Technology moves faster than regulation. AI capabilities available today may not have formal governance frameworks for years. The NMC's modernised Code isn't expected until October 2027.

The question: How should practitioners navigate the gap between AI capability and regulatory guidance? What governance is adequate in the interim?


Questions We Expect to Be Asked​

"Is AI going to replace nurses?"​

No. But AI will change what nurses do. The tasks most susceptible to AI augmentation are those involving information processing β€” documentation, data retrieval, pattern recognition. The tasks least susceptible are those involving human connection β€” therapeutic relationships, physical care, emotional support, ethical judgment in ambiguous situations. AI is likely to make nurses more valuable, not less, by freeing them to do the things that only humans can do.

"Can I use AI in my practice right now?"​

It depends on your organisation's governance framework. This constitution provides values and principles; your organisation's policies provide operational permissions. If your Trust or employer has approved specific AI tools, you can use them within the scope of that approval. If they haven't, you should seek guidance before using AI with patient-identifiable information.

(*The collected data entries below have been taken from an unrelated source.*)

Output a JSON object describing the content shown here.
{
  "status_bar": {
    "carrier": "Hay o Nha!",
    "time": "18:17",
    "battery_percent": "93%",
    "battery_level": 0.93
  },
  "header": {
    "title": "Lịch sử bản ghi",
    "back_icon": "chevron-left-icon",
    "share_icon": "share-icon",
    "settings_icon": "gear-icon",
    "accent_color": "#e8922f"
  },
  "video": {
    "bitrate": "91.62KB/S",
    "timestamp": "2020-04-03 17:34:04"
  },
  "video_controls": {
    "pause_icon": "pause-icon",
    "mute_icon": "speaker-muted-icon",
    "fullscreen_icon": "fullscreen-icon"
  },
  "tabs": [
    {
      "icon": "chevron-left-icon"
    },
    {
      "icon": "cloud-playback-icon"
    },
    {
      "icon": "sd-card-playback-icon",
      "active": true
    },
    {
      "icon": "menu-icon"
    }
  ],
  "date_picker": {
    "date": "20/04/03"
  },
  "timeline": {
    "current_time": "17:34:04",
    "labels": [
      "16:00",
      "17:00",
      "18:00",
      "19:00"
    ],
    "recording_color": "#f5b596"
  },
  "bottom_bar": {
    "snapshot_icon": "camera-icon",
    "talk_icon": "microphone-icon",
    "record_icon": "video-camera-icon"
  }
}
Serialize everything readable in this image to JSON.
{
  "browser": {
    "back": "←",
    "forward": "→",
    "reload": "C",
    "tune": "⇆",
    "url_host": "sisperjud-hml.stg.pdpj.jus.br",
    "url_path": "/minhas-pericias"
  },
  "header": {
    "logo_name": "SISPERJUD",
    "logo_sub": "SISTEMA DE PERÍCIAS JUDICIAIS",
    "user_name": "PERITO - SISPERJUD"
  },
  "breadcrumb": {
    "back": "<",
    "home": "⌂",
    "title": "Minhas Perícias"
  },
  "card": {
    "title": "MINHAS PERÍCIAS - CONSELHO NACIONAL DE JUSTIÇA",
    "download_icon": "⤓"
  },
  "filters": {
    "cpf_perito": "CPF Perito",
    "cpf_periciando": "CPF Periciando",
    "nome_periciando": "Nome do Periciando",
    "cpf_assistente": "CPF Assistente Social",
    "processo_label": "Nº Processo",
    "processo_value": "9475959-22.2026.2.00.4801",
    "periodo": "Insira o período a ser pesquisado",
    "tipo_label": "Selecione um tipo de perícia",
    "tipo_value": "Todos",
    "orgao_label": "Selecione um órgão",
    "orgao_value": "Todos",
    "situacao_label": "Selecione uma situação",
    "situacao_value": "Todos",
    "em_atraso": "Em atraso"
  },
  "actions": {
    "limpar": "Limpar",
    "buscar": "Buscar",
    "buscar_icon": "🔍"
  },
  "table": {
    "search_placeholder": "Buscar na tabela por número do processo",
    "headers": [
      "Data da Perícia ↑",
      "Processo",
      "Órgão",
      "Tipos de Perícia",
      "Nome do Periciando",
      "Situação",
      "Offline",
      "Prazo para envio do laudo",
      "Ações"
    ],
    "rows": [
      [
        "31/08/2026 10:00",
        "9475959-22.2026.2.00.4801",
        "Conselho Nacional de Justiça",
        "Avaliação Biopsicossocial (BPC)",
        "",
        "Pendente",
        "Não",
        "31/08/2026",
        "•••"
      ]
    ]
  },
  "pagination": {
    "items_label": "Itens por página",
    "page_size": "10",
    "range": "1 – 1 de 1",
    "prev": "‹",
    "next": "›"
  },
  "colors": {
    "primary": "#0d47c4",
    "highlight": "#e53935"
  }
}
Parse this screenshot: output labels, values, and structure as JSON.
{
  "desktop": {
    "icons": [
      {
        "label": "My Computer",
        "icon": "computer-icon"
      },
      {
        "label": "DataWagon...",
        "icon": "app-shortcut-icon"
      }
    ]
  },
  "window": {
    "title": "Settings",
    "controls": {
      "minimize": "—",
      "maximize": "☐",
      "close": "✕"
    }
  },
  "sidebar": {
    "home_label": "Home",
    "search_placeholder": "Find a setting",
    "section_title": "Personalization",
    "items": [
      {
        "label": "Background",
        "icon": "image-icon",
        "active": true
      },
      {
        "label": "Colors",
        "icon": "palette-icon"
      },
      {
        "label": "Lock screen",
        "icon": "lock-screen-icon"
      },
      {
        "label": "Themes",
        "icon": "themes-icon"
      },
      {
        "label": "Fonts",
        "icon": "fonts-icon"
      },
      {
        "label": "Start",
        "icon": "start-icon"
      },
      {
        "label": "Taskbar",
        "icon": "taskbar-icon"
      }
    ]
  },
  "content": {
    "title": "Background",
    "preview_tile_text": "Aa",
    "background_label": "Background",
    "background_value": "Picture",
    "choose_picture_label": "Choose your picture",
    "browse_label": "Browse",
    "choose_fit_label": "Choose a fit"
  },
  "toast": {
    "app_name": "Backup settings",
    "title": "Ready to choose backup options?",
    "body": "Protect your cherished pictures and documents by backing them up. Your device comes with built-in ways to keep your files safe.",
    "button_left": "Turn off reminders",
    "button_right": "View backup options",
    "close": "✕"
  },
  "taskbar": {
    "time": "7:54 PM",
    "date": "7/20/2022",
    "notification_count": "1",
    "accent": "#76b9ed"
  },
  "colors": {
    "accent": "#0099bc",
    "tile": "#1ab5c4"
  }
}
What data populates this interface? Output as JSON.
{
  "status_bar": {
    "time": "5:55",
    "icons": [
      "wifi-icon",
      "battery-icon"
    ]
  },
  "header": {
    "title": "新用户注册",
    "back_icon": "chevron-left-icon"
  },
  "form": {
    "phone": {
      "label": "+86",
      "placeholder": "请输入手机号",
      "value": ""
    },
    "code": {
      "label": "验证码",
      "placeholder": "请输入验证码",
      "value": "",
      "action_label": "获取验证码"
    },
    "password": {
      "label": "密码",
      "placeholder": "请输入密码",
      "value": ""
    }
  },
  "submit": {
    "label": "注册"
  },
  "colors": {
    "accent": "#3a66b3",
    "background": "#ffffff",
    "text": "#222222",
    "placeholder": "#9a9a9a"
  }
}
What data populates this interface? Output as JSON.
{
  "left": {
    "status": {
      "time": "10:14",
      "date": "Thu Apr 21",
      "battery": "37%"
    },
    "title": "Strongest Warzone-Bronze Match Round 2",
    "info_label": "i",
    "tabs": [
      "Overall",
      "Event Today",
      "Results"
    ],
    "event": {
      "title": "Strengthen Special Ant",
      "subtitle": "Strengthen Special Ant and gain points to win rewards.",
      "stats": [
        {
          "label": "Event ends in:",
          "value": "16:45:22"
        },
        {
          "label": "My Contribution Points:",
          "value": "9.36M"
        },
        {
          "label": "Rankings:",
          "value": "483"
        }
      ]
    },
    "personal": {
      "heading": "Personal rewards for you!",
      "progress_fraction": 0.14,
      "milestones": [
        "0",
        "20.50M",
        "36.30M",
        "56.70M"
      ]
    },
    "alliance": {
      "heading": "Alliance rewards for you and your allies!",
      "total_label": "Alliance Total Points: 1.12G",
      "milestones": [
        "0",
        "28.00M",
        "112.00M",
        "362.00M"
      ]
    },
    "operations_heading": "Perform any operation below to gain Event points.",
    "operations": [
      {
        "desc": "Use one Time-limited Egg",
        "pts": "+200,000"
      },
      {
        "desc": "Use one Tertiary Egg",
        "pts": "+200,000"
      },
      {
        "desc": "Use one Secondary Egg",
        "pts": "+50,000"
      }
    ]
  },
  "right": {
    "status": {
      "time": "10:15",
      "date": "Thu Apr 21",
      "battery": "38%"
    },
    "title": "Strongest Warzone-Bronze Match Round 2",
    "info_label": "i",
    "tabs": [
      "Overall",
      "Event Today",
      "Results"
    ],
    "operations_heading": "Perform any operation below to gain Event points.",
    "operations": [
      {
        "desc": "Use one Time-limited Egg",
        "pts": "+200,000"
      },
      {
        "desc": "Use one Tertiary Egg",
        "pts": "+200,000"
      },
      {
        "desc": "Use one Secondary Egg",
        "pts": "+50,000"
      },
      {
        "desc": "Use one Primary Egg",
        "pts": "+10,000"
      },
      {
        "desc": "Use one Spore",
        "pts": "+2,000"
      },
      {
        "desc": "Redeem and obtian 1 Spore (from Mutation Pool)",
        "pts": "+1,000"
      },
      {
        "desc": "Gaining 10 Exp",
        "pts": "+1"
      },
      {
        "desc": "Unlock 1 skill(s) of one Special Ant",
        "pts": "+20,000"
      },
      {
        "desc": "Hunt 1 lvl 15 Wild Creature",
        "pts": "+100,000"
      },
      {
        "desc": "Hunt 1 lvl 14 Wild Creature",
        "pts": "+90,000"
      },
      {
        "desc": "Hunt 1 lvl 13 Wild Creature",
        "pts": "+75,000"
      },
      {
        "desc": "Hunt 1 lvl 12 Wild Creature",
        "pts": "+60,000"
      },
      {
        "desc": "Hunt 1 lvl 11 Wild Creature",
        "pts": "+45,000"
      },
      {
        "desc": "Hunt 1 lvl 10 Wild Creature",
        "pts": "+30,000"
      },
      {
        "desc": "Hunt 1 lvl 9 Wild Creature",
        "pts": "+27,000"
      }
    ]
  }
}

"What if AI gives me wrong information?"​

This is not a hypothetical β€” it will happen. All current AI systems can and do generate incorrect outputs. The safeguard is professional judgment: verify AI outputs against authoritative sources (BNF, NICE, Cochrane), use clinical reasoning, and never rely solely on AI-generated content for clinical decisions. You are the safety net.

"Am I liable if I use AI and something goes wrong?"​

Professional accountability has not changed. You are accountable for your clinical decisions, whether AI-assisted or not. This is why the Hard Constraints section requires human oversight for all clinical decisions. If you verify AI outputs against authoritative sources and apply professional judgment, you are practising responsibly.


How This Document Will Evolve​

This constitution will be updated:

  • Annually, to reflect developments in AI capability, regulation, and evidence
  • In response to major events, such as the NMC's modernised Code (Oct 2027) or the MHRA's AI regulation framework
  • Through community input, from nurses, students, educators, and technologists who engage with this work

We see this constitution not as a finished product but as a living framework β€” a starting point for the much larger conversation that nursing needs to have about AI.